Organizing Operational Data
When working with an EIDI system, it is important to include materials and energy flows in the process plant as well as the data related to the fundamental process transformation that goes from raw materials to products. The EIDI handles the flow of information as the processes are transforming raw materials into semi-finished and final products for sale.

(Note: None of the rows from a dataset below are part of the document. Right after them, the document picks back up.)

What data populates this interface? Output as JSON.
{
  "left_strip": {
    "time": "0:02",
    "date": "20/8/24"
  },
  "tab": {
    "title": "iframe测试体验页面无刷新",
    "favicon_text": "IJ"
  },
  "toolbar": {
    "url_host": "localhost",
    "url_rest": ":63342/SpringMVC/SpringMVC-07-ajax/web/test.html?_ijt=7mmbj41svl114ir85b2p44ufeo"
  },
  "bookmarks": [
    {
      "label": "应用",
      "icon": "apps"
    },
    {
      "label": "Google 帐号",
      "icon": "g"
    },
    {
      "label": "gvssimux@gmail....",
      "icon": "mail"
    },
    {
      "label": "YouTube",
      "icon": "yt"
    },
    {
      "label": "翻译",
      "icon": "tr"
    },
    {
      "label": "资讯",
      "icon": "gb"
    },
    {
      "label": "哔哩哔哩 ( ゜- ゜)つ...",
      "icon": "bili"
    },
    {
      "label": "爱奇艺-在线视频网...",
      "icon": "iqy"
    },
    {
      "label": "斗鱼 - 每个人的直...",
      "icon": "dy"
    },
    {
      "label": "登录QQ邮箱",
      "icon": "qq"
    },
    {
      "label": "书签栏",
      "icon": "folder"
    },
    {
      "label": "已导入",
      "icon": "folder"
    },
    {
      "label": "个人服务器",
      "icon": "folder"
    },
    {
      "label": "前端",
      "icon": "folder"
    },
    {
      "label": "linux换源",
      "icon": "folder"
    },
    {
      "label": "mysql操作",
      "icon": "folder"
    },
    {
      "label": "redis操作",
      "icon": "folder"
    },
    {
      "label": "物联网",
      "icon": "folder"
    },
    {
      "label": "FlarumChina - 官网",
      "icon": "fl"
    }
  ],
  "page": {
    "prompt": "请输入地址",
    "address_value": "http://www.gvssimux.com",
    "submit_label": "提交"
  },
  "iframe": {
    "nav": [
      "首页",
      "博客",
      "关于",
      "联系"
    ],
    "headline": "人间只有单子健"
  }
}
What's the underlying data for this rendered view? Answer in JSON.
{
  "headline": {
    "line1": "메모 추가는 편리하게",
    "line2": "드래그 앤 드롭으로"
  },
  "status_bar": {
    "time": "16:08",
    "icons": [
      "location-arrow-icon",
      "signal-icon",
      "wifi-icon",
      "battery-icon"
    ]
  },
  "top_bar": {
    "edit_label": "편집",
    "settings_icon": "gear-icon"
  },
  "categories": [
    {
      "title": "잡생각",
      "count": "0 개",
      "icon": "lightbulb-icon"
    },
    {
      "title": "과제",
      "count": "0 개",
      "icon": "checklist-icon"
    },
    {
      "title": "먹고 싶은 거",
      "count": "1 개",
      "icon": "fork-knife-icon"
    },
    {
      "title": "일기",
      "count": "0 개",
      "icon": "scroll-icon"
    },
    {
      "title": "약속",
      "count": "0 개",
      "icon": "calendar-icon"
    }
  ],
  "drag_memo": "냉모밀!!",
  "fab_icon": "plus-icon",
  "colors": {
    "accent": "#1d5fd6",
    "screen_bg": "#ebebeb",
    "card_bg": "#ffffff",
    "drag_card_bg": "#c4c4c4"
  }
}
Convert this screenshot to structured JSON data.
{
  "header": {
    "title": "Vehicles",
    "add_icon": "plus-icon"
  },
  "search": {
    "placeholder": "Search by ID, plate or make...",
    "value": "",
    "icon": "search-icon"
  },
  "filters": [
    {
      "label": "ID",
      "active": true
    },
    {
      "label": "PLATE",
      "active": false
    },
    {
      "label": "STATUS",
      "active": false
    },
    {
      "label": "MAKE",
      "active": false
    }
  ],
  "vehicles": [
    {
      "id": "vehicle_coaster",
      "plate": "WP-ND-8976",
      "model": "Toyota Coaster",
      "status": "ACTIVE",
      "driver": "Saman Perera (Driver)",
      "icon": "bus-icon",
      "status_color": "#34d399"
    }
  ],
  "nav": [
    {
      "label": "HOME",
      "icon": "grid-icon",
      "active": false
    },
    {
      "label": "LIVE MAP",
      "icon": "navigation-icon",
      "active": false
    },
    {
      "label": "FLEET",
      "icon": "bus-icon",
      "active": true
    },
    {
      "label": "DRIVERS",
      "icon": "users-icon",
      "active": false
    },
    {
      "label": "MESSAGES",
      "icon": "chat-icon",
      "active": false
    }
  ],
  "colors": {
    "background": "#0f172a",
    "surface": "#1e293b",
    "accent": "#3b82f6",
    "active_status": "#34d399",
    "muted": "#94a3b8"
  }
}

Proclndustries uses a basic structure to standardize navigation and access to data in the refinery and will be using this structure throughout the enterprise as they expand use of the EIDI. Table 3.2 is a hierarchal model of Proclndustries beginning with enterprise, then site, plant, plant area, unit, equipment, and ending with devices.
TABLE 3.2
Proclndustries Physical Model
Physical Model |
Abstraction |
Typical Model |
Enterprise |
A collection of sites |
A block flow diagram of a plant including inventories, receivables, shipping, enterprise resource management (ERP) software, key performance indicators (KPIs), and production rollup data. |
Refinery (site) |
A set of plants within a refinery, including inventories, receivables, and shipping. |
A plant layout map, KPIs, total production, and yields. |
Plant |
A set of processing units within a plant area including inventories, receivables, and shipping. |
Block flow diagram, KPIs, production, and performance information. |
Plant area |
A set of units |
Process flow diagram, production, and performance information. |
Unit |
Unit with all sensors defined |
Process flow diagram, production, performance, and quality. |
Equipment |
Equipment with all sensors included |
Process flow diagram for equipment, real-time condition monitoring. Run-time performance calculations (run times, stop/start counts), manufacturing name plate, date of last/next planned service, work management (dollars spent, dollars planned to be spent). |
Device |
Detailed sensor locations |
Piping and instrumentation diagram. |
Process Flow Diagram Leads to Digitizing the Plant
"These diagrams and hierarchies serve as foundational information requirements to digitize the plant," Peter said. "We can model the data from the process diagram using a unit data model and configuring all of its attributes, analytics, and event generation at the object level." As such, the real-time unstructured data becomes information for people at all levels of the organization for real-time collaboration (see Chapter 5) (Steyn et al. 2018).